How to order genes in a matrix plot using levels of expression?

Hello everyone,

I would like to ask for your kind help. I have matrix plot that shows the expression of several genes. As example you can see the picture below.

I would like to have the same matrix plot, but I would prefer that the genes have an order in the plot. For instance, the genes with greater expression in the majority of the clusters should be at the top of the plot and the ones with lower expression in the bottom of the matrix plot. Could anyone give me some feedback?

Thanks in advance!

Can you change the order of the genes that you pass to the function? How are you currently generating the plot? Do you have a code example?

found_genes=['Tis11',
             'Sem1',
             'CG42237',
             'mirr',
             'CG14984',
             'ics',
             'CG1299',
             'CG13606',
             'foxo',]
sc.pl.matrixplot(adata,
                 found_genes,
                 'leiden_1.4',
                 swap_axes=True,
                 dendrogram=True,)

@LuckyMD
The aforementioned code reproduces the plot. I have a list of genes in a random order, which I can plot in a matrix-plot without problem. If I manually change the order of the genes in the list I can generate the plot that I want (genes ordered by expression). The problem is that the matrix plot I want to create includes at least 500 genes, and I do not think ordering the genes manually is a good idea.
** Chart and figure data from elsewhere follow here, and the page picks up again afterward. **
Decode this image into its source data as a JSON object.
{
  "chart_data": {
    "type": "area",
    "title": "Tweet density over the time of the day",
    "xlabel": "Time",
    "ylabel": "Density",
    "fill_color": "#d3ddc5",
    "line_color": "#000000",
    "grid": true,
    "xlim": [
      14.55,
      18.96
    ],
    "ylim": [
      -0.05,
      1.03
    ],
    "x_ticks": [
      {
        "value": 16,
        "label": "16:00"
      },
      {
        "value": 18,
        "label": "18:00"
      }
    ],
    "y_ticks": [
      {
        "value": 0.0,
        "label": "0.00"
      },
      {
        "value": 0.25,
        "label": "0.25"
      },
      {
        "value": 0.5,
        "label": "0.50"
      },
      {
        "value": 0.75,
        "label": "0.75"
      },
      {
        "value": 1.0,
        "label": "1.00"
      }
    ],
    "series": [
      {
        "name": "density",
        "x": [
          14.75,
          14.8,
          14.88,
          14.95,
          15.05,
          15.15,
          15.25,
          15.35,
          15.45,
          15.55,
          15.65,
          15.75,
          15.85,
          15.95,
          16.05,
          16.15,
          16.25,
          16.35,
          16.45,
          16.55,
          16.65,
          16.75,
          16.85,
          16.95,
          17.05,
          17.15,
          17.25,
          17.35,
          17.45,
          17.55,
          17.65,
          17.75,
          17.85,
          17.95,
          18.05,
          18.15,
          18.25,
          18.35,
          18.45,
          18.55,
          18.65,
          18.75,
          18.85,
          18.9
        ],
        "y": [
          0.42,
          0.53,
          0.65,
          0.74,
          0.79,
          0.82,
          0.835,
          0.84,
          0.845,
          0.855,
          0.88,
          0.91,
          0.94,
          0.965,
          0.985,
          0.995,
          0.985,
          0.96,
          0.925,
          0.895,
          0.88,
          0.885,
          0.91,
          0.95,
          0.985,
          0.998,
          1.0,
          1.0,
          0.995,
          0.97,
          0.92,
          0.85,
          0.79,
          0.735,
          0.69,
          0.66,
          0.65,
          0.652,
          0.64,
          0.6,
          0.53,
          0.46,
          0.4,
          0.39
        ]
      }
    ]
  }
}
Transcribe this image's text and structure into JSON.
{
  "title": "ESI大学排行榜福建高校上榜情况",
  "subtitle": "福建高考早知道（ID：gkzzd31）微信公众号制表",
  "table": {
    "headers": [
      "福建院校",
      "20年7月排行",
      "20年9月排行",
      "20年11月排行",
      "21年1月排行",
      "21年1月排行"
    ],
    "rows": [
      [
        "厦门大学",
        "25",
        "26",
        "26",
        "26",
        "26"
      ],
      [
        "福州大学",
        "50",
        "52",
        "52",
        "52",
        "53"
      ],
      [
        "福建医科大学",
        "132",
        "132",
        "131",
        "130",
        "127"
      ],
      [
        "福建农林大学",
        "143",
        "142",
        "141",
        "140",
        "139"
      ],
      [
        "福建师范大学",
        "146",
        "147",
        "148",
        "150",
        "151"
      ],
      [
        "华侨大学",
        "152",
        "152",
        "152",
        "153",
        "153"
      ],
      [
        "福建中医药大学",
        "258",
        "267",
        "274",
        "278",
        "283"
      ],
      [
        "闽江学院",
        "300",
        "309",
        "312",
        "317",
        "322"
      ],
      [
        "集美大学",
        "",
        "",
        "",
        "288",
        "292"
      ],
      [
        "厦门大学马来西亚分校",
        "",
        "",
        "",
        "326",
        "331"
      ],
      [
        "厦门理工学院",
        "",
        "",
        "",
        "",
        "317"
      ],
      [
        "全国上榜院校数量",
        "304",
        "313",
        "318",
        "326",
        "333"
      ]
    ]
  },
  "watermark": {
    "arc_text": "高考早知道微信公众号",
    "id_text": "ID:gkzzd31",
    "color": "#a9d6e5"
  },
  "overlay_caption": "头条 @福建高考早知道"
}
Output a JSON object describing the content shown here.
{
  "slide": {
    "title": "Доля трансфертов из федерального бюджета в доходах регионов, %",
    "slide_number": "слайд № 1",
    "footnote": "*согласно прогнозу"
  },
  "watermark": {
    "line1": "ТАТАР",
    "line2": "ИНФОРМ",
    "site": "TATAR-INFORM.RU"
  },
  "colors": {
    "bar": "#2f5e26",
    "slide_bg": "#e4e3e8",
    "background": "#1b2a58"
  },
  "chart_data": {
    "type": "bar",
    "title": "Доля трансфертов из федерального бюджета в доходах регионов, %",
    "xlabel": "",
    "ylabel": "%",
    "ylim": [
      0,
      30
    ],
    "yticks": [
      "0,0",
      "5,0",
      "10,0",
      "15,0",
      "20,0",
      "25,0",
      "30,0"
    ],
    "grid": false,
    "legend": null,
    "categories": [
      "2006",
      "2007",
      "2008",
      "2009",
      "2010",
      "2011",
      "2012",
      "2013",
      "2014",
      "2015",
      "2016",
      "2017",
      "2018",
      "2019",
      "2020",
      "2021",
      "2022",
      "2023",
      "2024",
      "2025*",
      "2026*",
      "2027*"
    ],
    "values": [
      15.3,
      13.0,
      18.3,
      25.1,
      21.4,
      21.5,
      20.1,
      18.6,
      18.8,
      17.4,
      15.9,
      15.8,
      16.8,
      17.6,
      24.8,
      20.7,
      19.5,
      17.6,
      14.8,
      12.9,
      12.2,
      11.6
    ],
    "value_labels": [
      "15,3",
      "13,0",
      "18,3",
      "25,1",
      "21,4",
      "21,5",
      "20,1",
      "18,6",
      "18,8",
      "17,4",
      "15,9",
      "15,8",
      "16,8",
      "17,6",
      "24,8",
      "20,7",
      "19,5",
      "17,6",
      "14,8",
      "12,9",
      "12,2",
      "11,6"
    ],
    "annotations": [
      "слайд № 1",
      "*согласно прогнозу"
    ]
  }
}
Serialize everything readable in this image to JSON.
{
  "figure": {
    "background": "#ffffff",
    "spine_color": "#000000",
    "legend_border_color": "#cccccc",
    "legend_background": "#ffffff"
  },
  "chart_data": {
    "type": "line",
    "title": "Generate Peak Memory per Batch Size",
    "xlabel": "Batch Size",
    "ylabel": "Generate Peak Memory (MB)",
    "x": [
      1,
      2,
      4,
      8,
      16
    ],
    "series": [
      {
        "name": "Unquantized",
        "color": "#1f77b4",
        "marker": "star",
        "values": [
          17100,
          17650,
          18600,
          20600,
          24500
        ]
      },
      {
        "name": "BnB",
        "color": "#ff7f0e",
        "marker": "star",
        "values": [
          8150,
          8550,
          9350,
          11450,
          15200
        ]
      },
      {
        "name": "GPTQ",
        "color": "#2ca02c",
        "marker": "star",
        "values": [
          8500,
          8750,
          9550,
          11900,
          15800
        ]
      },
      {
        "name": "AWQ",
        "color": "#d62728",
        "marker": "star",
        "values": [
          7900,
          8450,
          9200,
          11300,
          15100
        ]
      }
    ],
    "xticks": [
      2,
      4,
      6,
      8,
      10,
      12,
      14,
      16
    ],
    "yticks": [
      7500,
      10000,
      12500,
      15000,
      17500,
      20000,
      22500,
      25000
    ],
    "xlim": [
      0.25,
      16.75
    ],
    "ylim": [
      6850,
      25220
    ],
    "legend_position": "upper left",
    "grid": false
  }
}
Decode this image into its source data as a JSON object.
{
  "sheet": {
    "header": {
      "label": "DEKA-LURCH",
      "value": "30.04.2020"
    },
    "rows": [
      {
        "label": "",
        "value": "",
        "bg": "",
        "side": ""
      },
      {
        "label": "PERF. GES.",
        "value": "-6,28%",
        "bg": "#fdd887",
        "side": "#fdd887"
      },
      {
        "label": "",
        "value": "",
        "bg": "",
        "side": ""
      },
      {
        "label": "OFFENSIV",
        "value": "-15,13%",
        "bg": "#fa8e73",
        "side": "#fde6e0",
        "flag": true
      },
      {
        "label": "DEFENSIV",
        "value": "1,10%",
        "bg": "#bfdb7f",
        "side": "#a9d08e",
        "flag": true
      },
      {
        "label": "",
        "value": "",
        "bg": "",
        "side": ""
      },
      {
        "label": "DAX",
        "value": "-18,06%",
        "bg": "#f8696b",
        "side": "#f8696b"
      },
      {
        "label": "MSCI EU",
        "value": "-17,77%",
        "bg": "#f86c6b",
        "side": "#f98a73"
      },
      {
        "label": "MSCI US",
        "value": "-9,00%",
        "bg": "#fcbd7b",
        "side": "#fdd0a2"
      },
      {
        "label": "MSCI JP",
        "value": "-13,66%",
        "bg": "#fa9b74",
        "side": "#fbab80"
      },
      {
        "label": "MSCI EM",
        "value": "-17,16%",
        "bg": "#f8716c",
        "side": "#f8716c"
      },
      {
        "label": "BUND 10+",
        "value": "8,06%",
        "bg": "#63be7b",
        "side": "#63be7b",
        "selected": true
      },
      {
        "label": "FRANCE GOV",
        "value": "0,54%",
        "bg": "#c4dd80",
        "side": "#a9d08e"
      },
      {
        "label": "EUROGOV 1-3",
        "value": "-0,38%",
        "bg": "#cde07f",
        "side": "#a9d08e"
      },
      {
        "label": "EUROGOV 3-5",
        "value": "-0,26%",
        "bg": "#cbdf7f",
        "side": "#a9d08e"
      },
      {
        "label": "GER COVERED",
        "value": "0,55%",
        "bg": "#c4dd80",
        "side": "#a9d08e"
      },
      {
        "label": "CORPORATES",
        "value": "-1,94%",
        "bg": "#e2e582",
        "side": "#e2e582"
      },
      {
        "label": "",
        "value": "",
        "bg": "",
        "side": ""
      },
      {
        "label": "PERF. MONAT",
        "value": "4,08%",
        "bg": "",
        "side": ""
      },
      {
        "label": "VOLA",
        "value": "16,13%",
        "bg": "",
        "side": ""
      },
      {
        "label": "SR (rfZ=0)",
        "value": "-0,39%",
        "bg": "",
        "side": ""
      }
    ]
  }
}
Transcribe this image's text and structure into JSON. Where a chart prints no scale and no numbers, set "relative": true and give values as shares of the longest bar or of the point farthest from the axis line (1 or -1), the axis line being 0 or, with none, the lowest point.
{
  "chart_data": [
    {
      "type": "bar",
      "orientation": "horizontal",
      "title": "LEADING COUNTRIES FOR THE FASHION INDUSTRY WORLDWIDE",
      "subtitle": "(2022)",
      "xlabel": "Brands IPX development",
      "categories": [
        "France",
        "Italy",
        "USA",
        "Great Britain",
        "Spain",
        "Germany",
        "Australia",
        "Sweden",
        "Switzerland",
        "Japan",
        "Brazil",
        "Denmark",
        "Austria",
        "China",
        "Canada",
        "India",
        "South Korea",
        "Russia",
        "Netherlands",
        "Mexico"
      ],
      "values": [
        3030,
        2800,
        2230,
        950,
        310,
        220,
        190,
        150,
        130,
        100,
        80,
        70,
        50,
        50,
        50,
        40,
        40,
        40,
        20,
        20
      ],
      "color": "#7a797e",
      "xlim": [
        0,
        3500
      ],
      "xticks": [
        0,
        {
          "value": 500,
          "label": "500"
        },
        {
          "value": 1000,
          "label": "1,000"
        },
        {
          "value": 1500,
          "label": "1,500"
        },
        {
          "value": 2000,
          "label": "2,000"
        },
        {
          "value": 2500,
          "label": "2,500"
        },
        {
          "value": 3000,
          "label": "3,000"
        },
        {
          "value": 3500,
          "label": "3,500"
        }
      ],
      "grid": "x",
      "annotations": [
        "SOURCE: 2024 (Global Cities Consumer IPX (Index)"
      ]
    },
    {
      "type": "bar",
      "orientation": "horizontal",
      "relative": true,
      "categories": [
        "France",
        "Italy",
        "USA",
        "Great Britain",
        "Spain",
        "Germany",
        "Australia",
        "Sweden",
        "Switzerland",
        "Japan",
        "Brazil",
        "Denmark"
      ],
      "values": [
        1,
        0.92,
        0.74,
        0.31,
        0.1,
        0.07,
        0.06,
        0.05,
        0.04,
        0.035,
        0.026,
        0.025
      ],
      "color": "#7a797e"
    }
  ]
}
I would like to create a matrix plot where genes with similar expression are grouped. Something like the clustering produced by seaborn.clustermap or this picture:https://www.life-science-alliance.org/content/lsa/3/11/e202000867/F15.large.jpg?width=800&height=600&carousel=1

I see. I think you should find a solution to this using sc.pl.clustermap (scanpy.pl.clustermap — Scanpy 1.7.1 documentation), whic his a wrapper around the seaborn function. You may have to subset your adata object to the relevant genes though.